The constitutional amendment, which passed the Senate 19-14, along party lines, still needs to pass the Assembly, then pass both the Senate and Assembly again in a new session, and finally be ratified by voters in a general election before it would take effect. The governor cannot veto a constitutional amendment.
The amendment was introduced in July in the wake of the signing of the state budget, when Evers used his veto power in one case to increase school funding by about $65 million more than the Republican-controlled Legislature intended.
He did that by taking a $630 per-pupil amount the Legislature had deleted from existing law, restoring the “$63” and adding that new number to a different per-pupil amount the Legislature had created.
“This is a solution in search of a problem,” said Senate Minority Leader Jennifer Shilling, D-La Crosse. “The voters supported a governor who supported education, and that’s what he is here to do.”
Republicans have argued the amendment helps the Legislature maintain its “power of the purse,” or ability to have the final say on state financial decisions.
Senate Republicans on Tuesday also voted against taking up a discussion or vote on a bill that would provide extra funding to homeless shelters.
While the bill was not on the agenda, the Senate may vote on any bill with the consent of two-thirds of the members.
On Tuesday, Shilling requested the Senate suspend the rules to take up a vote on the bill, which would provide $500,000 annually to supplement the operating budgets of homeless shelters.
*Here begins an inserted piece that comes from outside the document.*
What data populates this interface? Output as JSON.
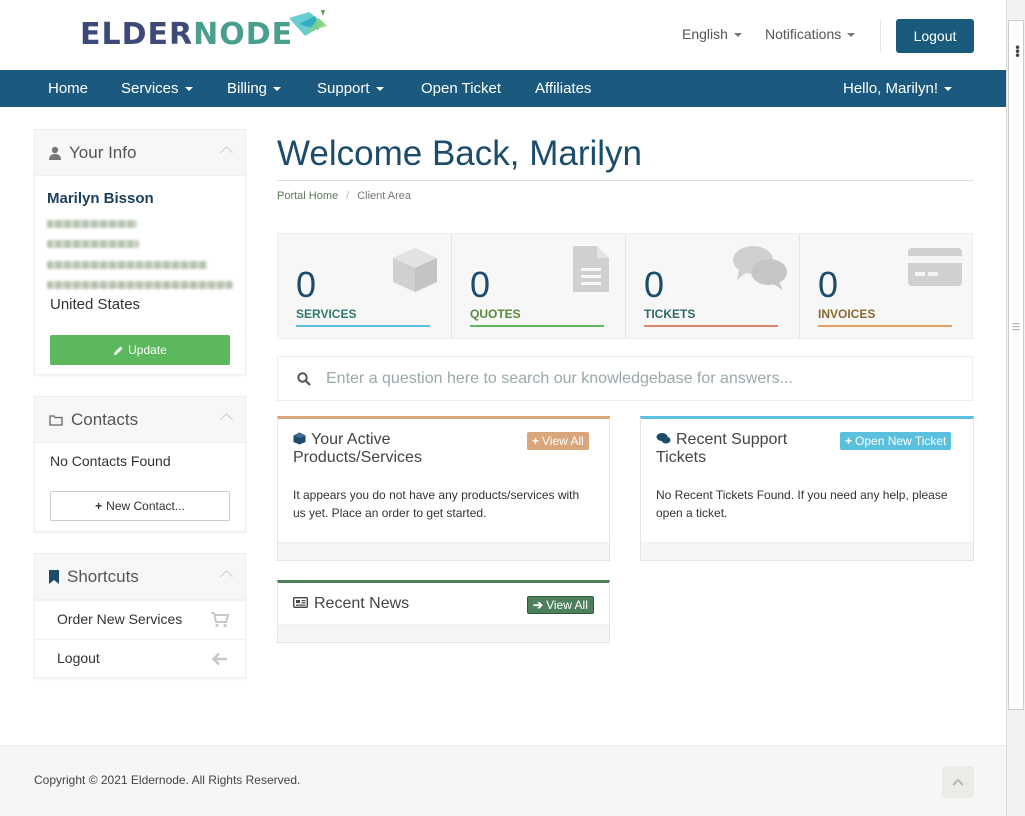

She argued the bill would provide much needed support to homeless individuals as winter approaches.
Senate Majority Leader Scott Fitzgerald, R-Juneau, declined to comment earlier this week on the Senate’s inaction on the bill. On Tuesday, he encouraged Republicans to vote against suspending the rules to take up a vote on the bill, which they ultimately did.
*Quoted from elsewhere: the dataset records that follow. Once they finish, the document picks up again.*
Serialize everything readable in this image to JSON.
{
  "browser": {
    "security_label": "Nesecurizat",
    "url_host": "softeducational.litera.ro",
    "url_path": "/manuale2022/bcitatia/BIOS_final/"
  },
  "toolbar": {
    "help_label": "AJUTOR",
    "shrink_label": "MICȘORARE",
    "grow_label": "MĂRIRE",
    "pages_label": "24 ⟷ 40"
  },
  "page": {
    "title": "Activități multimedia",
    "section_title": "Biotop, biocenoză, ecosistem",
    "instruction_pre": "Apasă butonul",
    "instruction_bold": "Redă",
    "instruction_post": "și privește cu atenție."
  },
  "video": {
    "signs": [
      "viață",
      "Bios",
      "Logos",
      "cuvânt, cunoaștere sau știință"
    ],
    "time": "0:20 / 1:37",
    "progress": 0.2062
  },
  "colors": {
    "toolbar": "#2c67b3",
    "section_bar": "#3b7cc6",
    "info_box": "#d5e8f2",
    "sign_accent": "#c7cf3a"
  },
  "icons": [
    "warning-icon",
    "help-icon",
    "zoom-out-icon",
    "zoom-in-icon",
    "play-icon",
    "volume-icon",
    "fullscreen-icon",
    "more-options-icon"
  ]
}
“As Wisconsin communities brace for the winter months, Republicans are literally leaving people out in the cold,” Shilling tweeted after the vote.
The bill is one of eight that passed the Assembly this summer that would increase state spending by about $4 million per year to assist the homeless.
The bills, which have Republican co-sponsors, would provide short-term grants or loans to defray housing costs; help struggling people find housing; create more beds in emergency shelters; pay for skills training to escape homelessness; assist landlords with repairs to low-cost housing; and expand grants for housing and related services.
After the vote, Fitzgerald said the Senate might take up discussion of some of the homelessness bills this spring, but he said he was not certain there was majority support for the entire package of bills.
“I don’t know if we can get support to pass all of them,” he said.
Assembly Majority Leader Jim Steineke, R-Kaukauna, said he had talked at length with senators about the importance of taking up the legislation this fall so funding could get to shelters before winter.
“It’s unfortunate that they didn’t take it up in November,” Steineke said. “I’m still hopeful that they’ll take it up after the first of the year and we can get it over the finish line.”
Drunken driving bills pass
The Senate also signed off on two bills that would stiffen drunken driving penalties — and potentially generate millions of dollars in new prison costs.
The first bill would establish a mandatory minimum five-year sentence for homicide by intoxicated use of a vehicle. State prison officials estimate the change would cost $525,100 in prison operating costs annually.
The Senate passed the measure on a voice vote Tuesday. The Assembly passed it in June. It goes next to Evers.
The other bill would increase the minimum time in prison for a fifth or sixth offense from six months to 18 months. Prison officials estimate the change would generate $13.6 million in additional operating costs annually.
The Senate passed the proposal on a voice vote Tuesday. It goes next to the Assembly.
The Associated Press contributed to this report.